Building a Serverless CQRS Data Pipeline from DynamoDB to OpenSearch with Python

Cloud Architecture

Word Count: 2.8k

Read Times: 17 Min

The project’s primary data store, a monolithic PostgreSQL instance, was buckling under concurrent write and complex read loads. The core of the problem was a classic one: the data shape optimal for transactional writes (normalized, consistent) was fundamentally at odds with the shape needed for fast, complex search queries (denormalized, aggregated). Every new feature requiring a slightly different search permutation added another JOIN or a LIKE query, slowly strangling the database. Writes were blocking reads, reads were consuming CPU, and the operational cost of scaling this single point of failure was becoming untenable.

The initial concept was to separate these concerns entirely, a direct application of the Command Query Responsibility Segregation (CQRS) pattern. This wasn’t a decision made lightly; it introduces complexity, particularly around data consistency. But the performance ceiling of the current architecture was too low.

Our technology selection process was guided by a mandate for a managed, serverless-first approach to minimize operational overhead.

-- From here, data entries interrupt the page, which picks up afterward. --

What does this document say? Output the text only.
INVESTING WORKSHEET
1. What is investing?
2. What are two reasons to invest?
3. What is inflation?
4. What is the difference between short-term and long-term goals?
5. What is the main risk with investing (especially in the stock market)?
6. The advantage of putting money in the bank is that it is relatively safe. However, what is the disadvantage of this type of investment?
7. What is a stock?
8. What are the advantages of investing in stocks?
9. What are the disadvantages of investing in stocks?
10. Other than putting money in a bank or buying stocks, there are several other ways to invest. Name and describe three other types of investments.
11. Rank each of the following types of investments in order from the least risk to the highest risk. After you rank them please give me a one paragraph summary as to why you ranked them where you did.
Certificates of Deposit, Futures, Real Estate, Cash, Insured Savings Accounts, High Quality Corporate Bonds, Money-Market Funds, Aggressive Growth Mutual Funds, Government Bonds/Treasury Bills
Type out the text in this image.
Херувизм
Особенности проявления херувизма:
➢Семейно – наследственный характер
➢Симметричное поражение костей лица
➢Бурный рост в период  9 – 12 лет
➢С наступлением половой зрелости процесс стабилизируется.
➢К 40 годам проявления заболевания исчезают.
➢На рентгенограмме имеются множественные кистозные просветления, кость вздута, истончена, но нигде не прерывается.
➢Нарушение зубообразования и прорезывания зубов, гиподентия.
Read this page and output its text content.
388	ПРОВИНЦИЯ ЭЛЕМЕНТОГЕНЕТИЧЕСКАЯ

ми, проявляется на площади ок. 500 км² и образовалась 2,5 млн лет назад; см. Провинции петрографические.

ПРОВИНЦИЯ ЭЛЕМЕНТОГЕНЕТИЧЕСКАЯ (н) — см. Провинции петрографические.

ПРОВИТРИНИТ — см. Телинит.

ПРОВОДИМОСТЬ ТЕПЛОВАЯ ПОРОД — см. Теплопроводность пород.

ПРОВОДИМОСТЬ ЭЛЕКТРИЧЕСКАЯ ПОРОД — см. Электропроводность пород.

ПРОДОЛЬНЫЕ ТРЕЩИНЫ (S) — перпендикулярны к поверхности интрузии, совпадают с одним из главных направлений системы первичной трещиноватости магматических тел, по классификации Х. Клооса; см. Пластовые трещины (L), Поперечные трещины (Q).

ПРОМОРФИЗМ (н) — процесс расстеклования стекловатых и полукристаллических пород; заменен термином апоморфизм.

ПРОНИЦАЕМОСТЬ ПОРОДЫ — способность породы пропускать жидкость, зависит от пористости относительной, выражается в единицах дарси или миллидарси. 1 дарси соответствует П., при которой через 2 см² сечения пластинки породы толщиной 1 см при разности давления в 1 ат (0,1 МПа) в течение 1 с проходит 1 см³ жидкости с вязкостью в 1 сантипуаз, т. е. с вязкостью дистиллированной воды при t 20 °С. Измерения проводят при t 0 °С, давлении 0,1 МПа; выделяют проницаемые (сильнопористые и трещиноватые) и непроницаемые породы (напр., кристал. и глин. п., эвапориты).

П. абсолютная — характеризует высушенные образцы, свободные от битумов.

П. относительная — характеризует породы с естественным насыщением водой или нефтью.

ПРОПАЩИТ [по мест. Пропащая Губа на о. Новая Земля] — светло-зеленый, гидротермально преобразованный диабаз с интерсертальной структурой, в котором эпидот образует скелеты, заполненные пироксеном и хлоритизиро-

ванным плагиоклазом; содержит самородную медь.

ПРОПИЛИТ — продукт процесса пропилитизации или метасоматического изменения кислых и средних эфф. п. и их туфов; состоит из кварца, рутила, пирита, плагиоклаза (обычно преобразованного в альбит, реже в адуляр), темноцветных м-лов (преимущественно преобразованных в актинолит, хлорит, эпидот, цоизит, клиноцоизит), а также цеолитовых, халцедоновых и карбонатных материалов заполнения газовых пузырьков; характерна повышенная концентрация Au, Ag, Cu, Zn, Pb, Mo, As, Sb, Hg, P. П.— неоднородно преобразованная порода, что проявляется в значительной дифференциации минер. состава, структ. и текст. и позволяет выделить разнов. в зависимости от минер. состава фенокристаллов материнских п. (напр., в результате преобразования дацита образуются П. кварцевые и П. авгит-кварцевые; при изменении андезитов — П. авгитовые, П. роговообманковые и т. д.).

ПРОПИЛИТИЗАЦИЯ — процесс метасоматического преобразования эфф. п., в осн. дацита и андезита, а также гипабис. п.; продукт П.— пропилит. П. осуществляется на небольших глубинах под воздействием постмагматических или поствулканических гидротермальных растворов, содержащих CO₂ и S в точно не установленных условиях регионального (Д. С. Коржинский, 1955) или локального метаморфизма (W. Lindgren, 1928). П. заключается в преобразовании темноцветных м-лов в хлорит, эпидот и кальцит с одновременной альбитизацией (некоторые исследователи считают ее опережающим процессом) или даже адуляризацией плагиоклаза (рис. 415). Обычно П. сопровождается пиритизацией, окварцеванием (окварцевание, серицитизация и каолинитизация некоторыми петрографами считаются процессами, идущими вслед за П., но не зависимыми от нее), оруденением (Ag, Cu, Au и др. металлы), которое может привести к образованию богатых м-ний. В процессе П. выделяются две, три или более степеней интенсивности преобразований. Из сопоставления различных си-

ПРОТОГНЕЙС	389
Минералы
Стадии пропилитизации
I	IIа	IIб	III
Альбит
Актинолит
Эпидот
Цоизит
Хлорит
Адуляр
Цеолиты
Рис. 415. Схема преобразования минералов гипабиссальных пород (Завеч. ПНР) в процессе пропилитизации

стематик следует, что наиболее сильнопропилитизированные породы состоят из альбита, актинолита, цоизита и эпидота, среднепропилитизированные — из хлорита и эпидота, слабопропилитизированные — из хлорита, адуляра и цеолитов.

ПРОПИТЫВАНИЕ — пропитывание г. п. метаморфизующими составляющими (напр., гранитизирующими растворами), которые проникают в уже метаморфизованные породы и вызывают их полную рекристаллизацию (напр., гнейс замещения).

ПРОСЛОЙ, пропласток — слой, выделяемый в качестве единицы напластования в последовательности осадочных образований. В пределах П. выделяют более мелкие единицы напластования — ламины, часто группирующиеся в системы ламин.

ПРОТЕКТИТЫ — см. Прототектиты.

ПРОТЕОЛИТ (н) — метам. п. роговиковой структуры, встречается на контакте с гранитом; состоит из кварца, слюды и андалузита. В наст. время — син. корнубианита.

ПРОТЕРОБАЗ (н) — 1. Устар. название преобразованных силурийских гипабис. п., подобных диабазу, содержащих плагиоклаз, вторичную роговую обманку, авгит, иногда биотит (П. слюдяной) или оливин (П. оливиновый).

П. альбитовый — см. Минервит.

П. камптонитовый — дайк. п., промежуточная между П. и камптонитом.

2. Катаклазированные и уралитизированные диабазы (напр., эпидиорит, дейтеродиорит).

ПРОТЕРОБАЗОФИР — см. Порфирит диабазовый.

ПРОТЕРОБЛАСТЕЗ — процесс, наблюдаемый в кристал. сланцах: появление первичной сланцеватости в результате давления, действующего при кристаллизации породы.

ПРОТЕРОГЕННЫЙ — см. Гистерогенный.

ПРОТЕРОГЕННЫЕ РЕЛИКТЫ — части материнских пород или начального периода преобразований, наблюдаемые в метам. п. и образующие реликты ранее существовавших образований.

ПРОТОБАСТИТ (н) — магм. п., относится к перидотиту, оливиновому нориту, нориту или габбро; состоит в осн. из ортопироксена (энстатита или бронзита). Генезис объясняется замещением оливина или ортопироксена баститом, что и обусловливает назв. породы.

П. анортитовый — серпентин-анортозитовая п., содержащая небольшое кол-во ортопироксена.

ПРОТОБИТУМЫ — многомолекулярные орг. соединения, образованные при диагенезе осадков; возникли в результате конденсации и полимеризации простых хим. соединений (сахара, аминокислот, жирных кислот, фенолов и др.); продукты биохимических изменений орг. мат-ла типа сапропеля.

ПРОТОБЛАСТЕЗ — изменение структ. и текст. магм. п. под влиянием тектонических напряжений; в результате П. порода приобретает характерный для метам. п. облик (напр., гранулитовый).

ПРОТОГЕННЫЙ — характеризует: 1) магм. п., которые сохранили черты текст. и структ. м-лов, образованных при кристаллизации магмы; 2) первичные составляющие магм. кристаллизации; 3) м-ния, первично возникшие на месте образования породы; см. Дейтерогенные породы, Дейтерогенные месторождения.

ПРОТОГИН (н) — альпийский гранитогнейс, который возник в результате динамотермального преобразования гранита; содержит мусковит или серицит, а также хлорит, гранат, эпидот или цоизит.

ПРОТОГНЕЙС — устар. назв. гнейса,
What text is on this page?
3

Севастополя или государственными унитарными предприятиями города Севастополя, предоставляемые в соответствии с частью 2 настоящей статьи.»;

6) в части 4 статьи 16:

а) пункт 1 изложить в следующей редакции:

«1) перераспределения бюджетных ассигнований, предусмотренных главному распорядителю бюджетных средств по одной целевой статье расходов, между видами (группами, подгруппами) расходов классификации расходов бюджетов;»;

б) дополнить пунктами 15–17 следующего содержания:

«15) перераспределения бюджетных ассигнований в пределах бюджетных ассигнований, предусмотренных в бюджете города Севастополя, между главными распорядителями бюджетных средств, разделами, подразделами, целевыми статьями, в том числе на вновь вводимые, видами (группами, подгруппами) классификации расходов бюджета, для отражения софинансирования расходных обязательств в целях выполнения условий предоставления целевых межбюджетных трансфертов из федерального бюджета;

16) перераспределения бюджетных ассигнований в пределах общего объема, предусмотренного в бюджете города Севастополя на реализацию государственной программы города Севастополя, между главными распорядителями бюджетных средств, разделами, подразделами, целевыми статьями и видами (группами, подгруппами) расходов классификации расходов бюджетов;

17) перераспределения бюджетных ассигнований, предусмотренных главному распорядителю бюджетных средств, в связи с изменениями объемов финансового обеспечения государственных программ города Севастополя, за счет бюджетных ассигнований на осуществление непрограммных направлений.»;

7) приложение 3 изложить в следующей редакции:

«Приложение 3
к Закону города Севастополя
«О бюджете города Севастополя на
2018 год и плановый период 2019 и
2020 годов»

Write Model (Commands): For the command side, we needed a database optimized for high-throughput, low-latency key-value writes. Amazon DynamoDB was the obvious choice. Its predictable performance at scale and simple API for PutItem, UpdateItem, and DeleteItem operations fit the “Command” model perfectly.
Query Model (Queries): For the query side, we needed full-text search, complex filtering, and aggregations. Amazon OpenSearch Service (the successor to Elasticsearch Service) provides this natively. It’s built for the kind of complex reads that were crippling our relational database.
Synchronization Logic: The critical piece is synchronizing data from the write model (DynamoDB) to the read model (OpenSearch). A polling mechanism was immediately discarded as inefficient and slow. The ideal solution was event-driven. DynamoDB Streams provides a time-ordered sequence of item-level changes, which can trigger an AWS Lambda function. Python was selected for the Lambda due to its mature ecosystem, excellent Boto3 AWS SDK, and the opensearch-py client library. This creates a robust, scalable, and cost-effective pipeline.
Frontend State Management: This distributed backend architecture presents a challenge to the frontend: eventual consistency. A user might create an item and not see it in search results for a few seconds. We needed a state management library that could gracefully handle this asynchronous reality. Jotai, with its atomic, bottom-up approach, was chosen. Its minimalist API allows for managing discrete pieces of state—like the status of a submitted command versus the state of the query results—without triggering large, unnecessary re-renders that are common with more monolithic state stores.
Testing: Given the nuanced user experience requirements, testing the frontend’s handling of this asynchronous flow was critical. Jest, combined with the React Testing Library, provides the necessary tools to mock API calls and assert that the application state transitions correctly through its “pending,” “success,” and “eventually consistent” phases.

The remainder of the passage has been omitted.